Paolo Agostini was an Italian composer who stands out in relief from too many of his contemporary countrymen. Paolo Agostini was born at Valerano in 1593, and was a pupil, at Rome, of Bernardino Nanini, whose daughter he married.
After being organist of S. Trinita de’ Pellegrini, S. Maria in Trasteverre, and S. Lorenzo in Damaso, he succeeded Ugolini as Maestro at the Vatican Chapel, in 1627. He died in Sept 1629.

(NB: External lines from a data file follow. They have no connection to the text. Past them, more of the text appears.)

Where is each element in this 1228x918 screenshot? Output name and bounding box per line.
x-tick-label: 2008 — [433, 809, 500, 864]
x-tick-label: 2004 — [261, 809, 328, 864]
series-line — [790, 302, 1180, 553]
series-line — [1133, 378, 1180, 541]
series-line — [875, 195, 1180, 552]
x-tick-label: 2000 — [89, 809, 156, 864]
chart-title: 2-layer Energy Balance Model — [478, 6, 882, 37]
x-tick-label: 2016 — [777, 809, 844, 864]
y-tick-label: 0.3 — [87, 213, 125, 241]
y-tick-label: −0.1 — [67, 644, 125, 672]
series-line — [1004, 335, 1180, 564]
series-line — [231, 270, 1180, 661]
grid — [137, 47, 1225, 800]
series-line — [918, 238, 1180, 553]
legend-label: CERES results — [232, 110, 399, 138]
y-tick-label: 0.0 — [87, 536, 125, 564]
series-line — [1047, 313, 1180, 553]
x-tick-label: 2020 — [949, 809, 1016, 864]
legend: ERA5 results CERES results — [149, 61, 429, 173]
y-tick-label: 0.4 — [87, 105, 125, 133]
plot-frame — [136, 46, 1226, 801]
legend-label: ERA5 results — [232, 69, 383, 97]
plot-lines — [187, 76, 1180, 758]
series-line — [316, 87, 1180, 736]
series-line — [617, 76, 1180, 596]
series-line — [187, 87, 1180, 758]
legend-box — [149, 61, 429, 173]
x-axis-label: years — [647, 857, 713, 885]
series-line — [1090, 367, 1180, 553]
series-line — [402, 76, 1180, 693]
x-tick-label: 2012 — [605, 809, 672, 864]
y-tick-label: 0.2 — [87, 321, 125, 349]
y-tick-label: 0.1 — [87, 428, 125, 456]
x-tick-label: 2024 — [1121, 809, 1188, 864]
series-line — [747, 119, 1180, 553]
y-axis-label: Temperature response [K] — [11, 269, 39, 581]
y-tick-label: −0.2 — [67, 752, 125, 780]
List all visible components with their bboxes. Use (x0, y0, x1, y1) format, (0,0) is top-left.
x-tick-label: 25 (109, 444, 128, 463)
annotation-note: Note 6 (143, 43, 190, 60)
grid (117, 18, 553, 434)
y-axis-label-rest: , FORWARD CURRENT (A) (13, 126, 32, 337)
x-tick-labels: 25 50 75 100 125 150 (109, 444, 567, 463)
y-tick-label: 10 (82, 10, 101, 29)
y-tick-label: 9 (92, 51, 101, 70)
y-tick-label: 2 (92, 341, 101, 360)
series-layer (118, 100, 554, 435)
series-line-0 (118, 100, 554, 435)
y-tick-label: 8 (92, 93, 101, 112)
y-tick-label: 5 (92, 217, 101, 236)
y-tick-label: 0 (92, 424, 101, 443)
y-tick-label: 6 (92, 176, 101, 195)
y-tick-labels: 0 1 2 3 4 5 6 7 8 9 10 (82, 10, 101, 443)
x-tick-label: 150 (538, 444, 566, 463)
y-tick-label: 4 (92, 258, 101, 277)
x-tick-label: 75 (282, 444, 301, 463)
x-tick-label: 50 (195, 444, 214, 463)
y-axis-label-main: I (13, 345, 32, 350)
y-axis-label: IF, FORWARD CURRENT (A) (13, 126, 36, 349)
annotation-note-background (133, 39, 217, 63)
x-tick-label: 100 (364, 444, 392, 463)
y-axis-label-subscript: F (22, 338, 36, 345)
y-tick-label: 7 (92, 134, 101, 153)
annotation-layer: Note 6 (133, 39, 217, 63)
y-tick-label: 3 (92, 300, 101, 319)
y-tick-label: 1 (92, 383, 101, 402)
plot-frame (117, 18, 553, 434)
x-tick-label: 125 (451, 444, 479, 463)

The extant published works of Agostini consist of two volumes of Psalms for four and eight voices (printed by Soldi, Rome, 1619); two volumes of Magnificats for one, two and three voices (ib. 1620); and five volumes of Masses for four, five, eight, and twelve voices, published (Robletti, Rome) in,1624, 1625, 1626, 1627 and 1628 respectively.
He was one of the first to employ large numbers of voices in several choirs. Ingenuity and elegance are his prevailing characteristics; but that he could and did rise beyond these, is proved by an ‘Agnus Dei’ for eight voices in canon, which was published by P. Martini in his ‘Saggio di Contrappunto Fugato,’ and which is allowed to be a masterpiece.
He contributed a dialogue to G. Giamberti’s ‘Poesie diverse’ (1623). The fame, however, of Agostini rests upon his unpublished pieces, which form the great bulk of his productions. They are preserved partly in the Corsini Library, and partly in the Coolection of the Vatican. A motet by Agostini is given in Proske’s ‘Musica Divina’.